The second patient was in her last trimester and so it was her last prenatal visit. There was a special "labor planning form" filled out (just as we do for our pregnant women in the US) and I was impressed with how thorough and appropriate it was. First, the RN’s asked where she planned to deliver and noted this information on the form. Most women plan to deliver at home with what is commonly understood by the world as a traditional birth attendant or TBA but here is called a “matrone” and refers to a woman trained in her community with a midwife who attends birth in the home. Occasionally, a woman reports that she will plan to birth at a hospital. I suspect that as the rest of the world has moved toward birthing in hospitals, a small but definite influence is exerted on Haitian women to do this as well and the RNs report to me that sometimes women tell them they plan to birth at the hospital. The form further documented all necessary addresses: hers and the hospital that she would need to go to in case of emergency, most often HAS in the case of the Bastien patients. The form also recorded the name of the midwife, the patient’s due date, and contained a list of meds/supplies the patient would need to get from the hospital in advance to prepare for birth. By the way, going to the hospital to get supplies is no small trek as I had witnessed on the way up in the jeep! It must be a day's journey in and of itself just to get to the hospital. Further, I have no idea how much it would all cost, something else that would make this simple list difficult to accomplish. But each woman must get these supplies as listed so that she would have the supplies ready at the time of her birth and waiting for her midwife’s arrival at her home.
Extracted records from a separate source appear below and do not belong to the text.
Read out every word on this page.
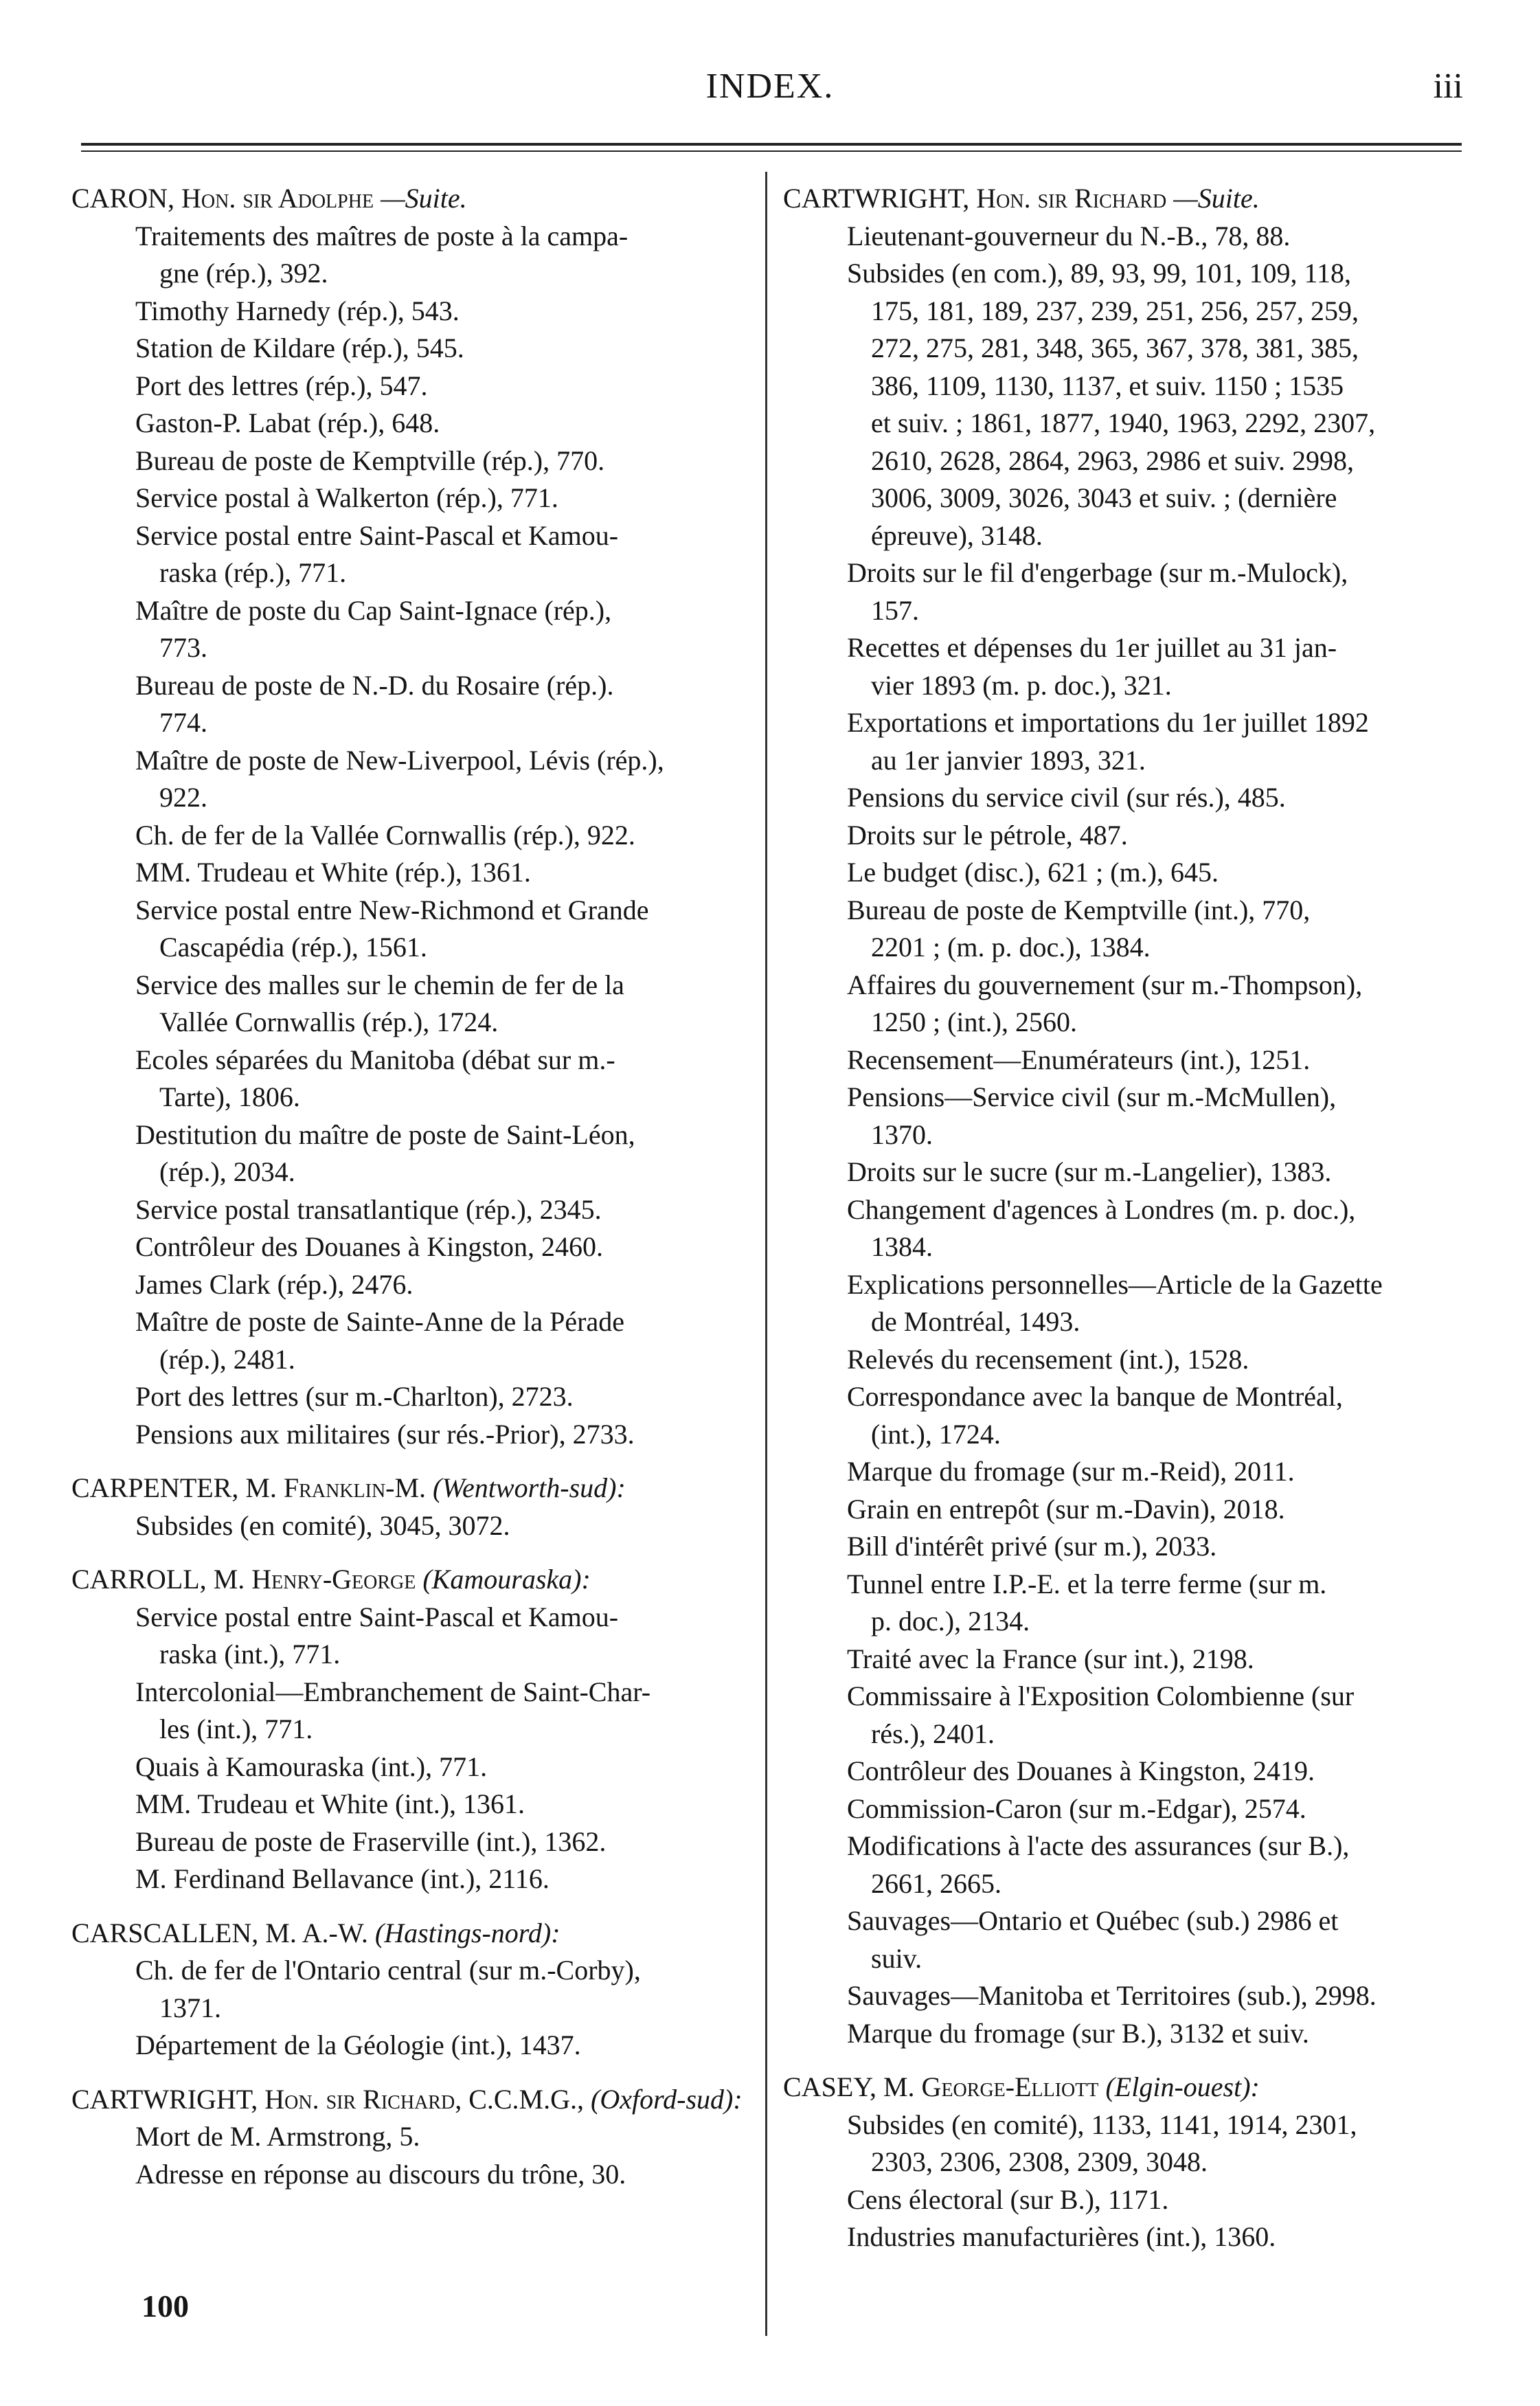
INDEX.	iii
CARON,
Hon. sir Adolphe
—Suite.
Traitements des maîtres de poste à la campa-
gne (rép.), 392.
Timothy Harnedy (rép.), 543.
Station de Kildare (rép.), 545.
Port des lettres (rép.), 547.
Gaston-P. Labat (rép.), 648.
Bureau de poste de Kemptville (rép.), 770.
Service postal à Walkerton (rép.), 771.
Service postal entre Saint-Pascal et Kamou-
raska (rép.), 771.
Maître de poste du Cap Saint-Ignace (rép.),
773.
Bureau de poste de N.-D. du Rosaire (rép.).
774.
Maître de poste de New-Liverpool, Lévis (rép.),
922.
Ch. de fer de la Vallée Cornwallis (rép.), 922.
MM. Trudeau et White (rép.), 1361.
Service postal entre New-Richmond et Grande
Cascapédia (rép.), 1561.
Service des malles sur le chemin de fer de la
Vallée Cornwallis (rép.), 1724.
Ecoles séparées du Manitoba (débat sur m.-
Tarte), 1806.
Destitution du maître de poste de Saint-Léon,
(rép.), 2034.
Service postal transatlantique (rép.), 2345.
Contrôleur des Douanes à Kingston, 2460.
James Clark (rép.), 2476.
Maître de poste de Sainte-Anne de la Pérade
(rép.), 2481.
Port des lettres (sur m.-Charlton), 2723.
Pensions aux militaires (sur rés.-Prior), 2733.
CARPENTER,
M. Franklin-M.
(Wentworth-sud):
Subsides (en comité), 3045, 3072.
CARROLL,
M. Henry-George
(Kamouraska):
Service postal entre Saint-Pascal et Kamou-
raska (int.), 771.
Intercolonial—Embranchement de Saint-Char-
les (int.), 771.
Quais à Kamouraska (int.), 771.
MM. Trudeau et White (int.), 1361.
Bureau de poste de Fraserville (int.), 1362.
M. Ferdinand Bellavance (int.), 2116.
CARSCALLEN,
M. A.-W.
(Hastings-nord):
Ch. de fer de l'Ontario central (sur m.-Corby),
1371.
Département de la Géologie (int.), 1437.
CARTWRIGHT,
Hon. sir Richard, C.C.M.G.,
(Oxford-sud):
Mort de M. Armstrong, 5.
Adresse en réponse au discours du trône, 30.
CARTWRIGHT,
Hon. sir Richard
—Suite.
Lieutenant-gouverneur du N.-B., 78, 88.
Subsides (en com.), 89, 93, 99, 101, 109, 118,
175, 181, 189, 237, 239, 251, 256, 257, 259,
272, 275, 281, 348, 365, 367, 378, 381, 385,
386, 1109, 1130, 1137, et suiv. 1150 ; 1535
et suiv. ; 1861, 1877, 1940, 1963, 2292, 2307,
2610, 2628, 2864, 2963, 2986 et suiv. 2998,
3006, 3009, 3026, 3043 et suiv. ; (dernière
épreuve), 3148.
Droits sur le fil d'engerbage (sur m.-Mulock),
157.
Recettes et dépenses du 1er juillet au 31 jan-
vier 1893 (m. p. doc.), 321.
Exportations et importations du 1er juillet 1892
au 1er janvier 1893, 321.
Pensions du service civil (sur rés.), 485.
Droits sur le pétrole, 487.
Le budget (disc.), 621 ; (m.), 645.
Bureau de poste de Kemptville (int.), 770,
2201 ; (m. p. doc.), 1384.
Affaires du gouvernement (sur m.-Thompson),
1250 ; (int.), 2560.
Recensement—Enumérateurs (int.), 1251.
Pensions—Service civil (sur m.-McMullen),
1370.
Droits sur le sucre (sur m.-Langelier), 1383.
Changement d'agences à Londres (m. p. doc.),
1384.
Explications personnelles—Article de la Gazette
de Montréal, 1493.
Relevés du recensement (int.), 1528.
Correspondance avec la banque de Montréal,
(int.), 1724.
Marque du fromage (sur m.-Reid), 2011.
Grain en entrepôt (sur m.-Davin), 2018.
Bill d'intérêt privé (sur m.), 2033.
Tunnel entre I.P.-E. et la terre ferme (sur m.
p. doc.), 2134.
Traité avec la France (sur int.), 2198.
Commissaire à l'Exposition Colombienne (sur
rés.), 2401.
Contrôleur des Douanes à Kingston, 2419.
Commission-Caron (sur m.-Edgar), 2574.
Modifications à l'acte des assurances (sur B.),
2661, 2665.
Sauvages—Ontario et Québec (sub.) 2986 et
suiv.
Sauvages—Manitoba et Territoires (sub.), 2998.
Marque du fromage (sur B.), 3132 et suiv.
CASEY,
M. George-Elliott
(Elgin-ouest):
Subsides (en comité), 1133, 1141, 1914, 2301,
2303, 2306, 2308, 2309, 3048.
Cens électoral (sur B.), 1171.
Industries manufacturières (int.), 1360.
100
This would help ensure a safe birth for mom and baby.

Interestingly, the RNs mentioned to me that the ‘matrones’ currently get their sterile supplies especially for cutting and cleaning the cords of babies from HAS. I had just read about the program started out of HAS in 1960 called the “clean cord cut kit” which was a modification of a WHO program at the time. This program is still sustained by HAS today. In the 1960s’s, along with the vaccination program for pregnant woman, the clean cord cut kits and a public education effort allowed HAS to squelch a tetanus epidemic.

I found that though the maternal and neonatal morbidity and mortality statistics in Haiti continue to be among the worst in the world, excellent programming and care is being accomplished by HAS and in the outlying communities to help combat this staggering reality. I left the cool (relatively speaking of course) hillside of the Bastien Dispensary with the same joy as I had noted many of the women and children displayed who were playing and talking at the well aside the clinic. My heart was made lighter today.